Etwa dreissig Leute sind an diesem Mittwoch zum Abendessen gekommen. Darunter ist auch eine Gruppe aus einem Kinderheim. Die Essenden sitzen auf Sofas, Stühlen, Treppen – bei jedem Gang zum Buffet stossen Knie aneinander. Von Linsensuppe, Reis und Gemüseauflauf gibt es reichlich. Umkämpft sind bloss die Stehplätze beim Ofen. Nazir ist 21 Jahre alt und in der Lehre zum Plattenleger. Bei La Red ist er verantwortlich fürs Essen. Dass die Essen mittwochs und sonntags stattfinden, hat praktische Gründe: Am Mittwoch ist Markt. Das Essteam von La Red fragt an den Ständen nach überschüssigem Gemüse. Beim Sonntagsessen stammt ein Teil der Ware vom Brunch eines Cafés. Brot und Dessert stammen zu einem Grossteil von der «Äss-Bar», dem Fribourger Zweig jener Ladenkette, die Überschüsse von Bäckereien günstig verkauft.

Vor dem Abriss

Als die Ersten gegangen sind, bildet sich ein Spontan-Jam. Aus der Anlage läuft Shakira; Trommeln verfremden den Mainstream-Pop. Nazir tanzt. An anderen Abenden tanzen alle. Nazir sagt, das Red existiere dank der Leute, und deshalb sorgt er sich nicht um den Fortbestand. Fribourg ist eine Kleinstadt, weshalb es auch kein Problem ist, dass das offenste Wohnzimmer der Stadt an der Grenze zur Agglomerationsgemeinde Villars-sur-Glâne liegt. Aber nicht mehr lange: Im Mai endet der Mietvertrag; das Haus wird wahrscheinlich abgerissen, und La Red zieht vom Stadtrand in einen denkmalgeschützten Bau im Zentrum. Ende März erhielt La Red den Prix du social des bürgerlich dominierten Kantons – auch die neuen Räumlichkeiten sind im Kantonsbesitz.

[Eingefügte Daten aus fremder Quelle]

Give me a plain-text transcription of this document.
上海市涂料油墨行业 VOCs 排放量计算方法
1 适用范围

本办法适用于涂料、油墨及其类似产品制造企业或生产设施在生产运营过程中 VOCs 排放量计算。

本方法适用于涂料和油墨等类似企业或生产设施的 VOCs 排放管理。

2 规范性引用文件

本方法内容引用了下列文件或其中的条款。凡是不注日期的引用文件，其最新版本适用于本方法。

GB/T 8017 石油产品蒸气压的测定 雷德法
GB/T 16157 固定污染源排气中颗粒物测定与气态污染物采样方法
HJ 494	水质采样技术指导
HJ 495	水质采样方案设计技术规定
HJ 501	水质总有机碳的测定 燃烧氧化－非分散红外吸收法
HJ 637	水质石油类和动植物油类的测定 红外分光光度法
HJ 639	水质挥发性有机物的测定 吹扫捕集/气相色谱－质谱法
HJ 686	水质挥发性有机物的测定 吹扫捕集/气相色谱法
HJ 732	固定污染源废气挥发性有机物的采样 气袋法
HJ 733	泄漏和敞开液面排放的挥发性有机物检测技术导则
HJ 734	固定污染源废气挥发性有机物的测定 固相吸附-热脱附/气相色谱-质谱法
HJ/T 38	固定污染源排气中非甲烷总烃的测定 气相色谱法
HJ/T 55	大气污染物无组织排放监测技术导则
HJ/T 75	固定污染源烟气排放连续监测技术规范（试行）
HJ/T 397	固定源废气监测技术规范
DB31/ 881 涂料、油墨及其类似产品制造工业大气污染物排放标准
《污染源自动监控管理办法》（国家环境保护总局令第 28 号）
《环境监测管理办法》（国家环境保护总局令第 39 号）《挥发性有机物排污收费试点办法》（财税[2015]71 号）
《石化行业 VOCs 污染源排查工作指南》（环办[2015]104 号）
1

Im Stadtrandhaus sind die Wände bemalt und gepflastert. Auf dem Weg in den ersten Stock begegnet man einer Tapete aus Buchseiten. In die Literatur ist ein Baum, der die braune Wand dahinter freilegt, geschnitten. Oben geht zwischen Schul- und PC-Zimmer, in dem Stellensuchende bei ihren Bewerbungen unterstützt werden, ein Mosaik aus bunten Geschirrscherben von der Wand in die Decke über.

Umzug ins Stadtzentrum

Das Bildungsangebot, der Theaterkurs und das wöchentliche Treffen des tibetischen Kulturvereins können problemlos anderswo stattfinden. Das Radio Red, das momentan vom Keller ins Internet streamt, kann samt MacherInnen umziehen. Die Diaspora-Eritreer der Royal Band, die im Nebenraum proben, können ihre Instrumente auch im Zentrum auspacken. Der Kinderheimbetreuer kann seine Schützlinge künftig auch an den neuen Ort ausführen. Für manche BesucherInnen und Engagierte rückt La Red wohl näher ans Daheim. Das Netzwerk zieht ins Stadtzentrum, aber der Denkmalschutz verhindert künftig kreative Kurzschlüsse. Um 21 Uhr ist der Abwasch längst erledigt, die Hälfte der Lampen ist aus, und die letzten zehn suchen ihre Taschen. Nur Camille, die Französischlehrerin, spielt Klavier und singt dazu: «La Red c’est fini!»